M. Penlan fît entendre un bruit particulier, tout en fouillant dans sa poche.

« Ooah ! » dit-il, et il sortit un petit bout de papier plié en quatre, le tendit à sa femme qui le lut. Aussitôt elle sourit aux enfants.

« Nous allons bien nous amuser ici, dit-elle, les Barnies seront là cette semaine, ils vous plairont sûrement.

— Qui sont les Barnies ? demanda Claude.

— Des comédiens ambulants qui jouent, chantent et dansent à travers le pays, dans nos grandes fermes, dit Mme Penlan. Nous n’avons pas de cinéma, vous savez, aussi les Barnies sont toujours très bien accueillis.

— Quelle chance ! Est-ce qu’ils joueront dans votre grange ?

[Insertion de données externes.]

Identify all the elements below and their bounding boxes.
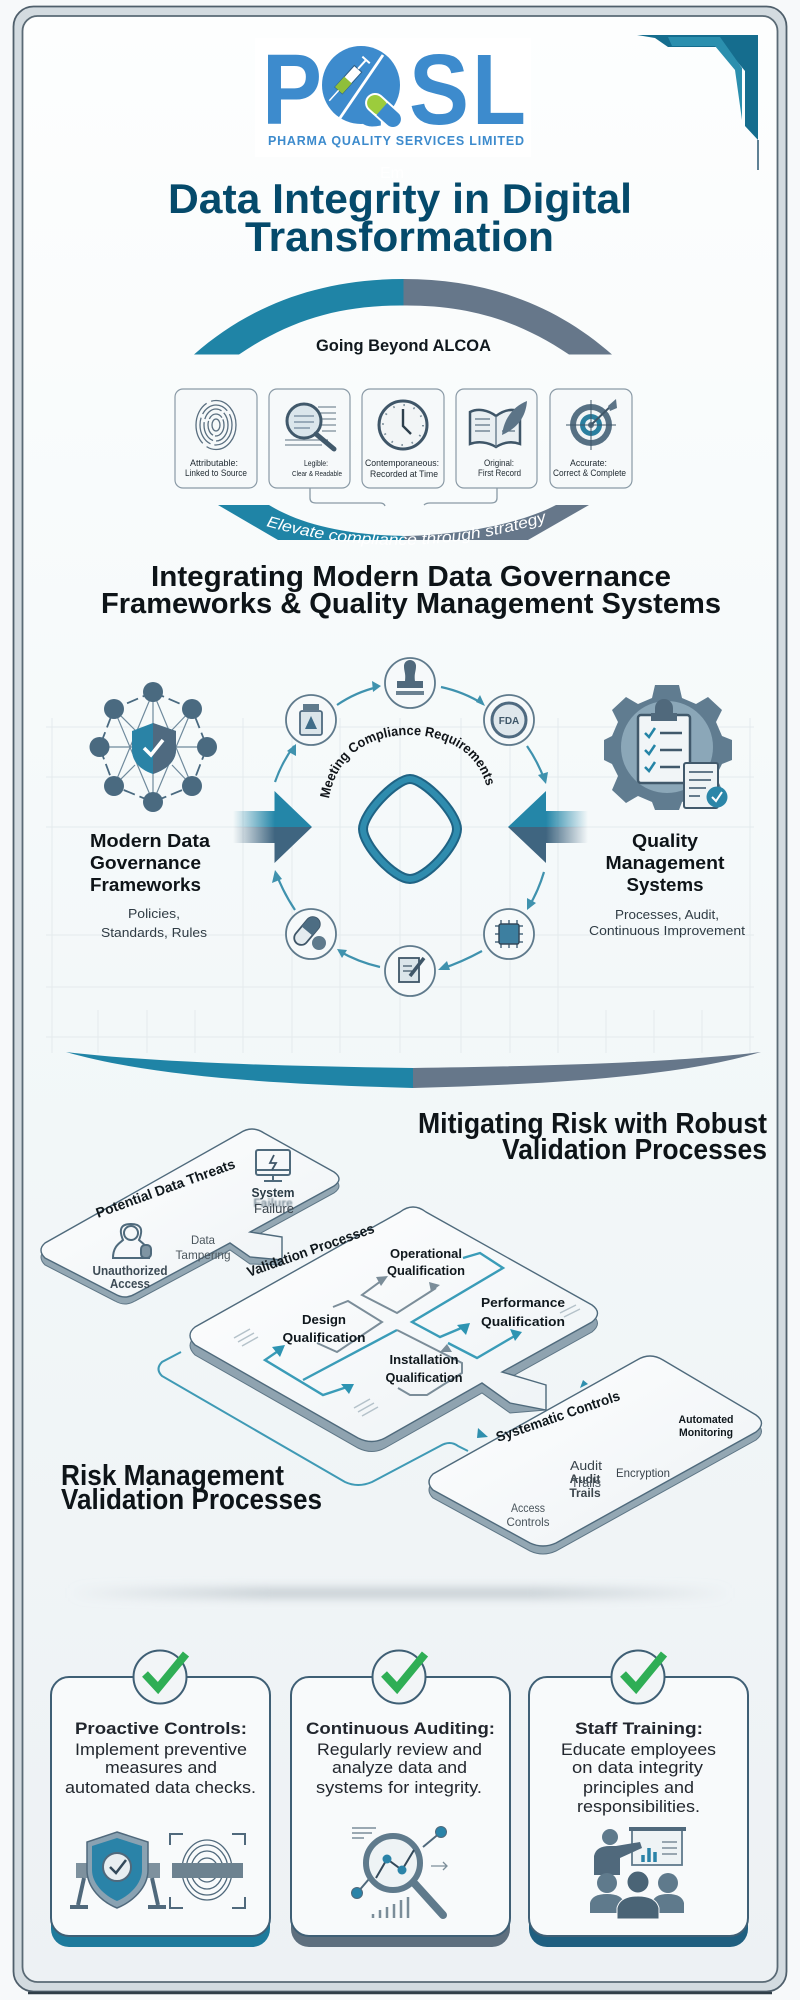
proactive text: Implement preventive: [75, 1741, 247, 1759]
training text: Educate employees: [561, 1741, 716, 1759]
card: accurate: Correct & Complete: [553, 468, 626, 479]
logo: [255, 34, 531, 157]
training text: principles and: [583, 1779, 694, 1797]
auditing text: [306, 1719, 495, 1797]
panel: systematic controls: Trails: [571, 1475, 601, 1490]
ring icon: pills: [286, 909, 336, 959]
ring icon: FDA seal: [484, 695, 534, 745]
heading: mitigating risk: Mitigating Risk with Robust: [418, 1108, 767, 1140]
card: attributable: Attributable:: [190, 458, 238, 469]
title: [168, 175, 632, 260]
heading: risk management: Validation Processes: [61, 1484, 322, 1516]
text: modern data governance: Governance: [90, 852, 201, 873]
text: modern data governance: Frameworks: [90, 874, 201, 895]
proactive text: Proactive Controls:: [75, 1719, 247, 1738]
proactive text: automated data checks.: [65, 1779, 256, 1797]
card: original: [456, 389, 537, 488]
installation label: Installation: [390, 1353, 458, 1367]
arc: going beyond ALCOA: [194, 279, 612, 355]
system failure label: System: [252, 1185, 294, 1200]
card: accurate: Accurate:: [570, 458, 607, 469]
panel: validation processes: Qualification: [481, 1315, 565, 1329]
icon: compliance ring: [272, 658, 548, 996]
panel: potential data threats: Failure: [253, 1196, 293, 1210]
panel: systematic controls: Trails: [569, 1486, 601, 1500]
ring icon: chip: [484, 909, 534, 959]
curved label: meeting compliance: Meeting Compliance Requirements: [320, 726, 493, 798]
text: quality management systems: Systems: [626, 874, 704, 895]
corner decoration: [637, 35, 759, 170]
audit trails label: Audit: [570, 1458, 602, 1473]
panel: potential data threats: [41, 1129, 339, 1304]
text: quality management systems: Quality: [632, 830, 699, 851]
training text: [561, 1719, 716, 1816]
auditing text: analyze data and: [332, 1759, 467, 1777]
panel: proactive controls: [51, 1650, 270, 1947]
text: modern data governance: Standards, Rules: [101, 925, 208, 940]
stray label: Em: [380, 165, 404, 182]
auditing text: systems for integrity.: [316, 1779, 482, 1797]
panel: potential data threats: Failure: [254, 1201, 294, 1216]
access controls label: Access: [511, 1501, 545, 1515]
logo: Q: [331, 48, 389, 128]
logo: S: [409, 34, 469, 146]
icon: presenter and audience: [590, 1827, 686, 1919]
title: Transformation: [245, 213, 554, 260]
panel: systematic controls: Audit: [570, 1472, 600, 1486]
ring icon: FDA seal: FDA: [499, 716, 519, 727]
teal process flow: [265, 1253, 518, 1395]
panel: staff training: [529, 1650, 748, 1947]
panel: validation processes: Qualification: [387, 1264, 465, 1278]
card: accurate: [550, 389, 632, 488]
training text: responsibilities.: [577, 1798, 700, 1816]
ALCOA cards: [175, 389, 632, 488]
logo: L: [472, 34, 526, 146]
controls label: Systematic Controls: [494, 1387, 622, 1445]
icon: magnifier analysis: [352, 1826, 447, 1918]
ring icon: bottle: [286, 695, 336, 745]
card: legible: [269, 389, 350, 488]
card: contemporaneous: Contemporaneous:: [365, 458, 439, 469]
title: Data Integrity in Digital: [168, 175, 632, 222]
heading: integrating governance: Integrating Modern Data Governance: [151, 561, 671, 593]
auditing text: Continuous Auditing:: [306, 1719, 495, 1738]
icon: QMS gear: [604, 685, 732, 810]
design label: Design: [302, 1313, 346, 1327]
ring icon: document sign: [385, 946, 435, 996]
panel: systematic controls: Controls: [506, 1515, 550, 1529]
icon: fingerprint scan: [170, 1834, 245, 1908]
text: quality management systems: Continuous Improvement: [589, 923, 745, 938]
proactive text: [65, 1719, 256, 1797]
card: attributable: [175, 389, 257, 488]
arc banner: elevate compliance: Elevate compliance through strategy: [266, 513, 546, 540]
automated monitoring label: Automated: [678, 1414, 734, 1426]
heading: integrating governance: [101, 561, 721, 620]
text: modern data governance: Policies,: [128, 906, 180, 921]
card: original: First Record: [478, 468, 521, 479]
card: legible: Legible:: [304, 459, 328, 468]
panel: validation processes: Qualification: [386, 1371, 462, 1385]
auditing text: Regularly review and: [317, 1741, 482, 1759]
icon: monitor: [256, 1150, 290, 1181]
card: original: Original:: [484, 458, 514, 469]
text: quality management systems: [589, 830, 745, 938]
card: legible: Clear & Readable: [292, 469, 342, 478]
shadow divider: [70, 1588, 730, 1598]
heading: risk management: Risk Management: [61, 1460, 284, 1492]
bracket connecting cards: [310, 488, 497, 506]
operational label: Operational: [390, 1247, 462, 1261]
panel: validation processes: Qualification: [282, 1331, 366, 1345]
card: contemporaneous: Recorded at Time: [370, 469, 438, 480]
ring icon: stamp: [385, 658, 435, 708]
heading: mitigating risk: [418, 1108, 767, 1166]
data tampering label: Data: [191, 1233, 215, 1247]
panel: potential data threats: Access: [110, 1276, 150, 1291]
icon: shield barrier: [70, 1832, 166, 1908]
arc: going beyond ALCOA: Going Beyond ALCOA: [316, 336, 491, 355]
proactive text: measures and: [105, 1759, 217, 1777]
card: attributable: Linked to Source: [185, 468, 247, 479]
panel: validation processes: [190, 1207, 598, 1452]
heading: integrating governance: Frameworks & Quality Management Systems: [101, 588, 721, 620]
performance label: Performance: [481, 1296, 565, 1310]
arrow: governance into compliance: [233, 791, 312, 863]
check badge: [134, 1650, 186, 1704]
encryption label: Encryption: [616, 1466, 670, 1480]
icon: governance network: [90, 682, 217, 812]
hatch marks: [234, 1305, 580, 1416]
threat label: Potential Data Threats: [94, 1155, 237, 1221]
gray process flow: [317, 1278, 462, 1395]
unauthorized label: Unauthorized: [92, 1263, 168, 1278]
validation label: Validation Processes: [245, 1220, 376, 1280]
heading: risk management: [61, 1460, 322, 1516]
arrow: quality into compliance: [508, 791, 588, 863]
logo: P: [262, 34, 322, 146]
ring arrows: [275, 687, 545, 969]
logo: PHARMA QUALITY SERVICES LIMITED: [268, 134, 524, 148]
check badge: [372, 1650, 426, 1704]
panel: systematic controls: [429, 1356, 762, 1554]
training text: Staff Training:: [575, 1719, 703, 1738]
text: modern data governance: Modern Data: [90, 830, 211, 851]
center rounded diamond: [363, 779, 457, 879]
check badge: [612, 1650, 664, 1704]
arc banner: elevate compliance: [218, 505, 589, 540]
icon: hacker: [113, 1224, 151, 1258]
training text: on data integrity: [572, 1759, 704, 1777]
text: modern data governance: [90, 830, 211, 940]
heading: mitigating risk: Validation Processes: [502, 1134, 767, 1166]
swoosh divider: [66, 1052, 761, 1088]
card: contemporaneous: [362, 389, 444, 488]
panel: continuous auditing: [291, 1650, 510, 1947]
panel: systematic controls: Monitoring: [679, 1427, 733, 1439]
text: quality management systems: Processes, Audit,: [615, 907, 719, 922]
text: quality management systems: Management: [606, 852, 724, 873]
teal feedback loop: [158, 1352, 588, 1485]
panel: potential data threats: Tampering: [176, 1248, 230, 1262]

— Oui. Nous recevrons ici tous les gens du village. »

Mine Penlan rosissait de plaisir.

« Peut-être aussi, ajouta-t-elle, des gens de Trelen.

— Ha ! » dit M. Penlan en hochant la tête.

Lui aussi aimait les Barnies. Il se mit à rire tout seul et murmura quelque chose d’incompréhensible.

« Il dit que vous aimerez surtout Clopinant le cheval. Si vous saviez ce qu’il fait : il s’assied, il croise les jambes. Enfin vous verrez… Quel cheval extraordinaire ! »

Tout cela semblait bizarre. Un cheval qui s’assied et croise ses jambes ! François regarda Mick d’un air entendu. Ils avaient hâte de voir les comédiens ambulants.